Elle m’explique que si les bonnes âmes du patelin la voient seule avec un homme, ils le diront au maire, qui le dira au curé, qui le dira à qui de droit, qui lui fera taper sur les doigts.

— Qu’à cela ne tienne, je tranche. J’ai ma voiture. Je vous attends à l’orée du village, près du carrefour où il y a une fontaine, vous voyez ce que je veux dire ? Vous êtes encore libre d’aller vous balader, non ?

Ça la décide… Elle me dit qu’elle sera au rambour d’ici une petite heure. Je vois ça : le temps de se laver le fignedé et de mettre son bénard de cérémonie…

Je sors en lui lançant ce coup d’œil que Frank Sinatra lance à sa partenaire lorsqu’il la rencontre au bal, chez le gouverneur de Texas-City.

En attendant qu’elle se rebecquete, je vais au troquet du coin et je me fais servir un Cinzano dans un grand verre.

J’ai bien droit à une minute de silence, comme le premier mort venu, non ?

L’affaire dans laquelle me voilà embarqué me travaille le cuir. Elle est étrange, car elle fourmille en éléments divers mais ne possède aucune logique, semble-t-il.

Prenons le chien, par exemple… Il devait faire sauter un camion, d’après ce que j’ai compris, et c’est lui seul qui périt.

Prenons la femme… Elle possède le chien, c’est elle vraisemblablement qui doit le lâcher contre l’objectif…,Mais elle ignore ce qu’il est advenu de la bestiole, elle est obligée d’enquêter jusque chez le boueux de l’endroit…

Prenons le métèque… Il accompagne toujours la femme, seulement elle le déguise en épouvantail…

Je sais bien que tout cela ne repose que sur mes déductions, mais j’ai la faiblesse de croire en ces déductions, vous comprenez !

Ce que je dois faire, c’est retrouver la femme. Pour cela, trois pistes s’amorcent, conduisent-elles quelque part ?

La première, la plus simple, consiste à faire identifier le cadavre du mort. La seconde à essayer de reconstituer le numéro de leur voiture. La troisième de connaître le fameux camion qui passa dans la nuit du 8…

Pour le mort, il me suffit d’attendre demain. Inutile de rien brusquer. Le père Revellin a dû prévenir les gendarmes, qui ont alerté la P.J… Je me rencarderai auprès des collègues en temps utile, laissons-les faire leur turf tranquille, sans jeter la masturbation dans leur équipe. De toute façon, ils commenceront leur enquête par-là : l’identification du mort. Pour celle du camion, laissons faire le boss. C’est formide : tout un peuple se remue l’oignon pour ma pomme. Maintenant, reste le numéro de leur trottinette. Ça, c’est plus coton, parce que, je ne sais pas si vous connaissez les nabus de chez nous, mais si vous espérez leur faire retenir quatre ou cinq chiffres, à part le montant de leur livret de caisse d’épargne, vous vous foutez le doigt dans l’œil jusqu’au gros côlon.

Non, y a rien à espérer…

Je bois une demi-douzaine de Cinzano et je rejoins ma tire. Il fait une belle fin d’après-midi. Y a des nuages mauves en balade dans le ciel et les coqs, viennent enfourailler les poules jusqu’au milieu de la route…

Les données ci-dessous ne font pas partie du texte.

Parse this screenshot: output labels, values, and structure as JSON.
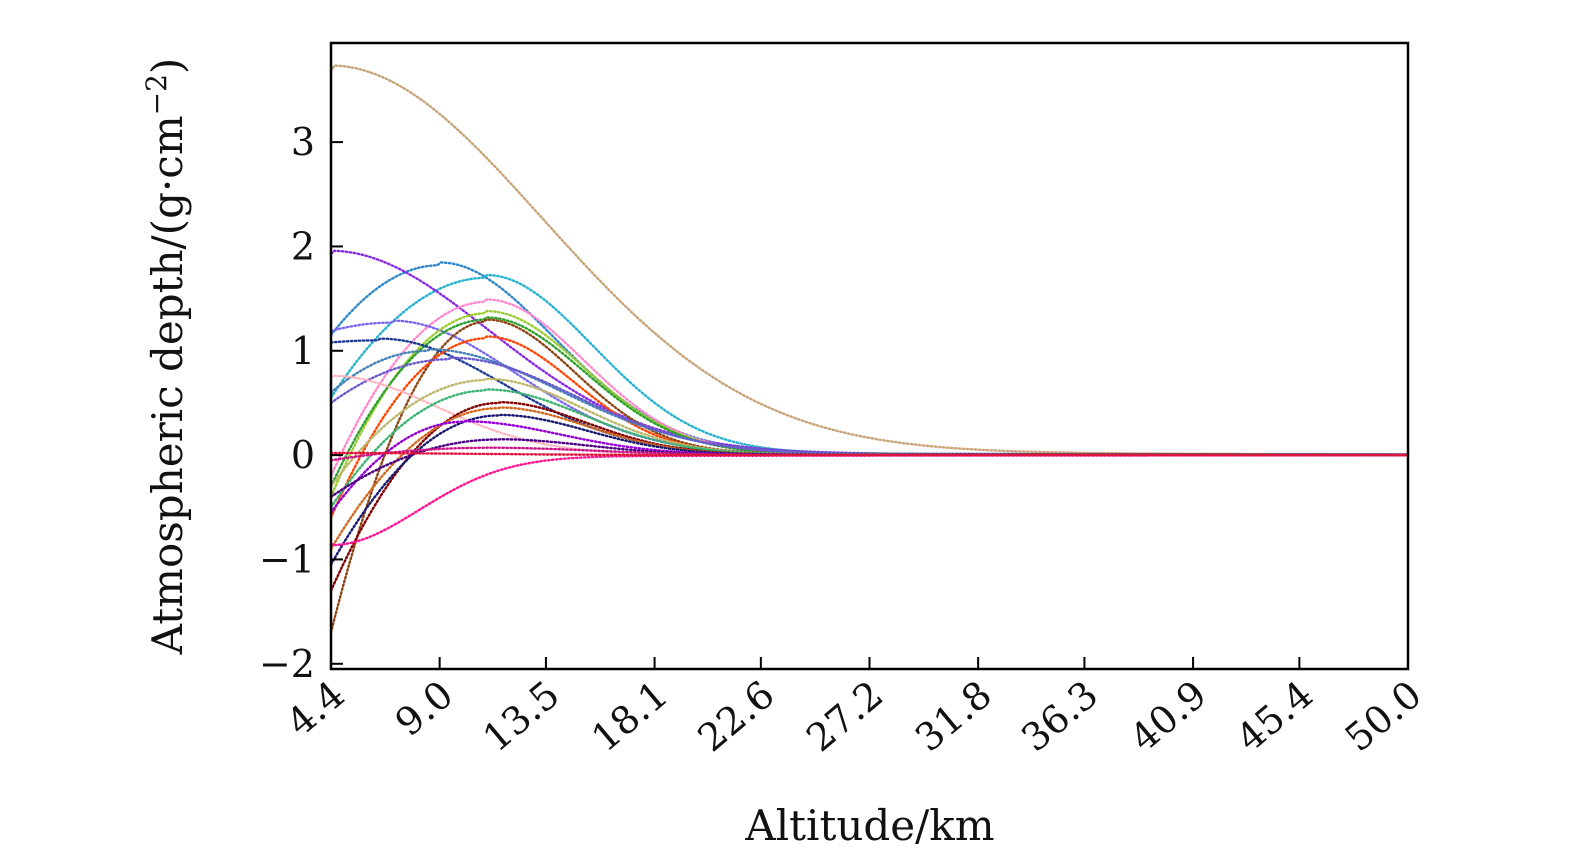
{
  "chart_data": {
    "type": "line",
    "title": "",
    "xlabel": "Altitude/km",
    "ylabel": "Atmospheric depth/(g·cm",
    "ylabel_exp": "−2",
    "ylabel_close": ")",
    "xlim": [
      4.4,
      50.0
    ],
    "ylim": [
      -2.05,
      3.95
    ],
    "x_ticks": [
      "4.4",
      "9.0",
      "13.5",
      "18.1",
      "22.6",
      "27.2",
      "31.8",
      "36.3",
      "40.9",
      "45.4",
      "50.0"
    ],
    "y_ticks": [
      "−2",
      "−1",
      "0",
      "1",
      "2",
      "3"
    ],
    "y_tick_values": [
      -2,
      -1,
      0,
      1,
      2,
      3
    ],
    "grid": false,
    "legend": "none",
    "curve_model": "y = A*exp(-((x-xp)/w)^2) for x<xp; y = A*exp(-((x-xp)/w2)^2) for x>=xp; plus a linear offset near low altitude",
    "series": [
      {
        "color": "#c8a47a",
        "y_at_4_4": 3.68,
        "peak_x": 4.4,
        "peak_y": 3.68,
        "decay_km": 12.0
      },
      {
        "color": "#2f86c8",
        "y_at_4_4": 1.15,
        "peak_x": 9.0,
        "peak_y": 1.82,
        "decay_km": 6.5
      },
      {
        "color": "#26b2d0",
        "y_at_4_4": 0.55,
        "peak_x": 11.0,
        "peak_y": 1.7,
        "decay_km": 6.0
      },
      {
        "color": "#8a2be2",
        "y_at_4_4": 1.93,
        "peak_x": 4.4,
        "peak_y": 1.93,
        "decay_km": 9.0
      },
      {
        "color": "#ff88cc",
        "y_at_4_4": -0.2,
        "peak_x": 11.0,
        "peak_y": 1.47,
        "decay_km": 5.5
      },
      {
        "color": "#7b68ee",
        "y_at_4_4": 1.19,
        "peak_x": 7.0,
        "peak_y": 1.27,
        "decay_km": 7.0
      },
      {
        "color": "#9acd32",
        "y_at_4_4": -0.4,
        "peak_x": 11.0,
        "peak_y": 1.36,
        "decay_km": 5.5
      },
      {
        "color": "#2ca02c",
        "y_at_4_4": -0.3,
        "peak_x": 11.0,
        "peak_y": 1.3,
        "decay_km": 5.5
      },
      {
        "color": "#8b4513",
        "y_at_4_4": -1.7,
        "peak_x": 11.0,
        "peak_y": 1.28,
        "decay_km": 5.0
      },
      {
        "color": "#1f3a93",
        "y_at_4_4": 1.08,
        "peak_x": 6.5,
        "peak_y": 1.1,
        "decay_km": 7.0
      },
      {
        "color": "#ff4500",
        "y_at_4_4": -0.6,
        "peak_x": 11.0,
        "peak_y": 1.12,
        "decay_km": 5.0
      },
      {
        "color": "#4682b4",
        "y_at_4_4": 0.6,
        "peak_x": 8.5,
        "peak_y": 1.0,
        "decay_km": 7.5
      },
      {
        "color": "#6a5acd",
        "y_at_4_4": 0.5,
        "peak_x": 9.5,
        "peak_y": 0.92,
        "decay_km": 7.0
      },
      {
        "color": "#ffb6c1",
        "y_at_4_4": 0.75,
        "peak_x": 4.4,
        "peak_y": 0.75,
        "decay_km": 6.0
      },
      {
        "color": "#bdb76b",
        "y_at_4_4": -0.3,
        "peak_x": 11.0,
        "peak_y": 0.72,
        "decay_km": 5.5
      },
      {
        "color": "#3cb371",
        "y_at_4_4": -0.5,
        "peak_x": 11.0,
        "peak_y": 0.62,
        "decay_km": 5.5
      },
      {
        "color": "#800000",
        "y_at_4_4": -1.3,
        "peak_x": 11.5,
        "peak_y": 0.5,
        "decay_km": 5.0
      },
      {
        "color": "#d2691e",
        "y_at_4_4": -0.9,
        "peak_x": 11.5,
        "peak_y": 0.45,
        "decay_km": 5.0
      },
      {
        "color": "#191970",
        "y_at_4_4": -1.05,
        "peak_x": 11.5,
        "peak_y": 0.38,
        "decay_km": 5.0
      },
      {
        "color": "#9400d3",
        "y_at_4_4": -0.55,
        "peak_x": 10.0,
        "peak_y": 0.32,
        "decay_km": 5.5
      },
      {
        "color": "#4b0082",
        "y_at_4_4": -0.4,
        "peak_x": 11.5,
        "peak_y": 0.15,
        "decay_km": 5.0
      },
      {
        "color": "#c71585",
        "y_at_4_4": -0.05,
        "peak_x": 11.0,
        "peak_y": 0.07,
        "decay_km": 6.0
      },
      {
        "color": "#ff1493",
        "y_at_4_4": -0.85,
        "peak_x": 4.4,
        "peak_y": -0.85,
        "decay_km": 5.0
      },
      {
        "color": "#dc143c",
        "y_at_4_4": 0.02,
        "peak_x": 4.4,
        "peak_y": 0.02,
        "decay_km": 8.0
      }
    ]
  }
}
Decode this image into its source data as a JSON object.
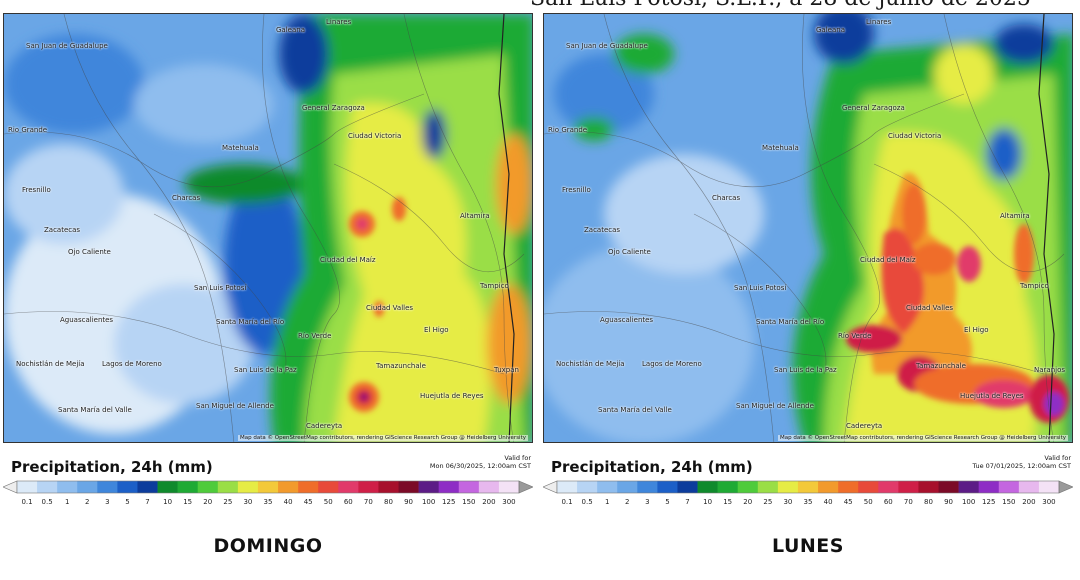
{
  "header": {
    "caption": "San Luis Potosí, S.L.P., a 28 de junio de 2025"
  },
  "color_scale": {
    "ticks": [
      "0.1",
      "0.5",
      "1",
      "2",
      "3",
      "5",
      "7",
      "10",
      "15",
      "20",
      "25",
      "30",
      "35",
      "40",
      "45",
      "50",
      "60",
      "70",
      "80",
      "90",
      "100",
      "125",
      "150",
      "200",
      "300"
    ],
    "colors": [
      "#dceaf8",
      "#b7d4f4",
      "#8fbdee",
      "#6aa6e6",
      "#3f86db",
      "#1c5fc7",
      "#0c3c9c",
      "#0f8a2c",
      "#1faa34",
      "#4fcb3b",
      "#9ade46",
      "#e6ec45",
      "#f3c93a",
      "#f29a2c",
      "#ef6d2a",
      "#e84a3a",
      "#e13a6a",
      "#cf1f47",
      "#a7102c",
      "#7b0a27",
      "#5c1c86",
      "#8e2dc5",
      "#c466e0",
      "#e7b8ee",
      "#f4e2f6"
    ]
  },
  "panels": [
    {
      "legend_title": "Precipitation, 24h (mm)",
      "valid_label": "Valid for",
      "valid_time": "Mon 06/30/2025, 12:00am CST",
      "day_label": "DOMINGO",
      "attribution": "Map data © OpenStreetMap contributors, rendering GIScience Research Group @ Heidelberg University",
      "places": [
        "San Juan de Guadalupe",
        "Galeana",
        "Linares",
        "General Zaragoza",
        "Rio Grande",
        "Matehuala",
        "Ciudad Victoria",
        "Fresnillo",
        "Charcas",
        "Zacatecas",
        "Ciudad del Maíz",
        "Altamira",
        "Ojo Caliente",
        "San Luis Potosí",
        "Ciudad Valles",
        "Tampico",
        "Aguascalientes",
        "Santa María del Río",
        "Río Verde",
        "El Higo",
        "Nochistlán de Mejía",
        "Lagos de Moreno",
        "San Luis de la Paz",
        "Tamazunchale",
        "Santa María del Valle",
        "San Miguel de Allende",
        "Huejutla de Reyes",
        "Tuxpan",
        "Cadereyta"
      ]
    },
    {
      "legend_title": "Precipitation, 24h (mm)",
      "valid_label": "Valid for",
      "valid_time": "Tue 07/01/2025, 12:00am CST",
      "day_label": "LUNES",
      "attribution": "Map data © OpenStreetMap contributors, rendering GIScience Research Group @ Heidelberg University",
      "places": [
        "San Juan de Guadalupe",
        "Galeana",
        "Linares",
        "General Zaragoza",
        "Rio Grande",
        "Matehuala",
        "Ciudad Victoria",
        "Fresnillo",
        "Charcas",
        "Zacatecas",
        "Ciudad del Maíz",
        "Altamira",
        "Ojo Caliente",
        "San Luis Potosí",
        "Ciudad Valles",
        "Tampico",
        "Aguascalientes",
        "Santa María del Río",
        "Río Verde",
        "El Higo",
        "Nochistlán de Mejía",
        "Lagos de Moreno",
        "San Luis de la Paz",
        "Tamazunchale",
        "Santa María del Valle",
        "San Miguel de Allende",
        "Huejutla de Reyes",
        "Naranjos",
        "Cadereyta"
      ]
    }
  ]
}
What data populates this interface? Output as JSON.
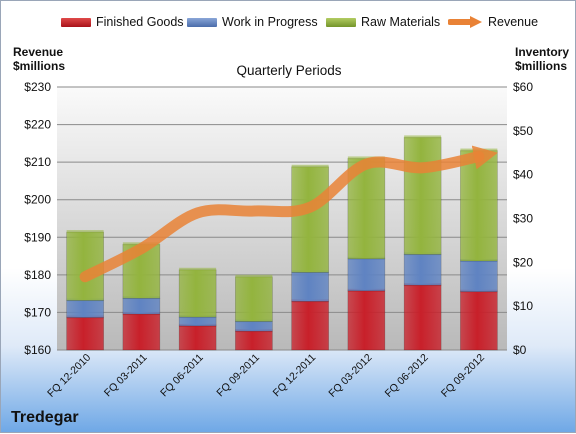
{
  "chart_data": {
    "type": "bar",
    "stacked": true,
    "subtitle": "Quarterly Periods",
    "company": "Tredegar",
    "categories": [
      "FQ 12-2010",
      "FQ 03-2011",
      "FQ 06-2011",
      "FQ 09-2011",
      "FQ 12-2011",
      "FQ 03-2012",
      "FQ 06-2012",
      "FQ 09-2012"
    ],
    "left_axis": {
      "label_line1": "Revenue",
      "label_line2": "$millions",
      "min": 160,
      "max": 230,
      "ticks": [
        "$160",
        "$170",
        "$180",
        "$190",
        "$200",
        "$210",
        "$220",
        "$230"
      ]
    },
    "right_axis": {
      "label_line1": "Inventory",
      "label_line2": "$millions",
      "min": 0,
      "max": 60,
      "ticks": [
        "$0",
        "$10",
        "$20",
        "$30",
        "$40",
        "$50",
        "$60"
      ]
    },
    "grid": true,
    "legend_position": "top",
    "series": [
      {
        "name": "Finished Goods",
        "axis": "right",
        "color": "#c8202a",
        "values": [
          7.4,
          8.2,
          5.5,
          4.3,
          11.1,
          13.5,
          14.8,
          13.3
        ]
      },
      {
        "name": "Work in Progress",
        "axis": "right",
        "color": "#5f83c2",
        "values": [
          3.9,
          3.6,
          2.0,
          2.2,
          6.6,
          7.3,
          7.0,
          7.0
        ]
      },
      {
        "name": "Raw Materials",
        "axis": "right",
        "color": "#93b43e",
        "values": [
          15.6,
          12.3,
          10.8,
          10.2,
          24.1,
          22.9,
          26.7,
          25.2
        ]
      },
      {
        "name": "Revenue",
        "axis": "left",
        "type": "line",
        "color": "#e98236",
        "values": [
          179.5,
          187.0,
          196.5,
          197.0,
          198.0,
          209.5,
          208.5,
          211.5
        ]
      }
    ]
  }
}
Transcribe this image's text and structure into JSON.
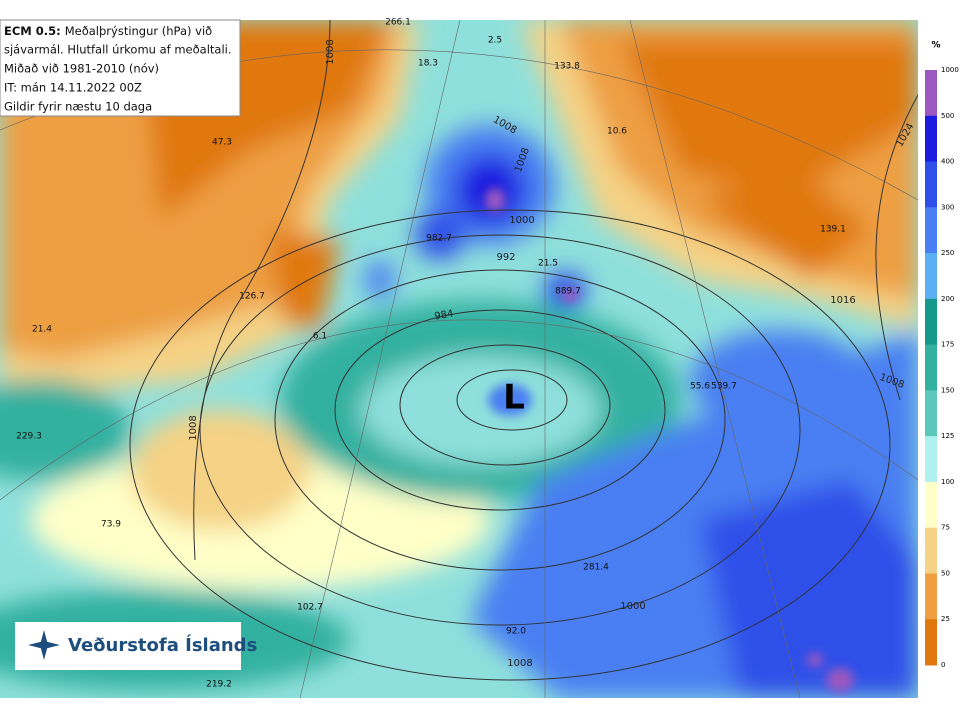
{
  "header": {
    "lines": [
      {
        "bold": "ECM 0.5:",
        "text": "Meðalþrýstingur (hPa) við"
      },
      {
        "text": "sjávarmál. Hlutfall úrkomu af meðaltali."
      },
      {
        "text": "Miðað við 1981-2010 (nóv)"
      },
      {
        "text": "IT: mán 14.11.2022 00Z"
      },
      {
        "text": "Gildir fyrir næstu 10 daga"
      }
    ]
  },
  "legend": {
    "unit": "%",
    "levels": [
      1000,
      500,
      400,
      300,
      250,
      200,
      175,
      150,
      125,
      100,
      75,
      50,
      25,
      0
    ],
    "colors": [
      "#9b59c0",
      "#1c1ce0",
      "#2e4fe8",
      "#4a7ff2",
      "#5ab0f0",
      "#14998a",
      "#33b0a0",
      "#5cc8bc",
      "#b0f0f0",
      "#ffffc8",
      "#f5d285",
      "#ee9f42",
      "#e07810"
    ]
  },
  "point_labels": [
    "266.1",
    "2.5",
    "18.3",
    "133.8",
    "47.3",
    "10.6",
    "982.7",
    "139.1",
    "21.5",
    "889.7",
    "126.7",
    "21.4",
    "6.1",
    "55.6",
    "539.7",
    "229.3",
    "73.9",
    "281.4",
    "102.7",
    "92.0",
    "219.2"
  ],
  "isobar_labels": [
    "1008",
    "1008",
    "1008",
    "1000",
    "992",
    "984",
    "1008",
    "1016",
    "1008",
    "1000",
    "1008",
    "1024"
  ],
  "low_label": "L",
  "logo": {
    "text": "Veðurstofa Íslands"
  }
}
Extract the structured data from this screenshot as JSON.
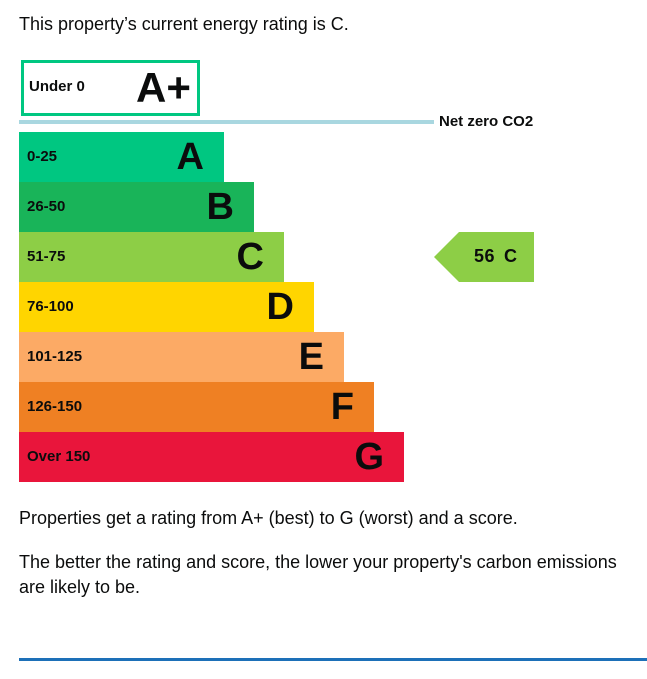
{
  "intro": "This property’s current energy rating is C.",
  "chart_data": {
    "type": "bar",
    "categories": [
      "A+",
      "A",
      "B",
      "C",
      "D",
      "E",
      "F",
      "G"
    ],
    "ranges": [
      "Under 0",
      "0-25",
      "26-50",
      "51-75",
      "76-100",
      "101-125",
      "126-150",
      "Over 150"
    ],
    "colors": [
      "#00c781",
      "#00c781",
      "#19b459",
      "#8dce46",
      "#ffd500",
      "#fcaa65",
      "#ef8023",
      "#e9153b"
    ],
    "net_zero_label": "Net zero CO2",
    "current": {
      "score": 56,
      "score_label": "56",
      "letter": "C",
      "color": "#8dce46"
    }
  },
  "descriptions": [
    "Properties get a rating from A+ (best) to G (worst) and a score.",
    "The better the rating and score, the lower your property's carbon emissions are likely to be."
  ]
}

Je vais à petite allure jusqu’au carrefour de la fontaine. Contrairement à mes pronostics, la petite s’y trouve déjà.

Gentille, moi je vous le dis. Elle a mis une robe verte, harmonieuse comme un sac de farine, une coquette jaquette rouge lie-de-vin, des boucles d’oreille représentant des petits oiseaux sur une nacelle, et une écharpe bleue, assortie à la prunelle des oiseaux. Délicieuse, vous le voyez. Ajoutez à cela un léger détail dont je ne me suis pas aperçu lorsqu’elle était derrière son guichet ; elle boite à la perfection. Bref, c’est le genre de pépée qu’on est fier d’emmener à une générale au Marigny !

CHAPITRE VIII

Je vais vous faire une confidence : plus une souris est locdue, plus elle se comporte bien au dodo. Les gerces mal bousculées ont à cœur de remercier convenablement les mecs qui les honorent de leur attention.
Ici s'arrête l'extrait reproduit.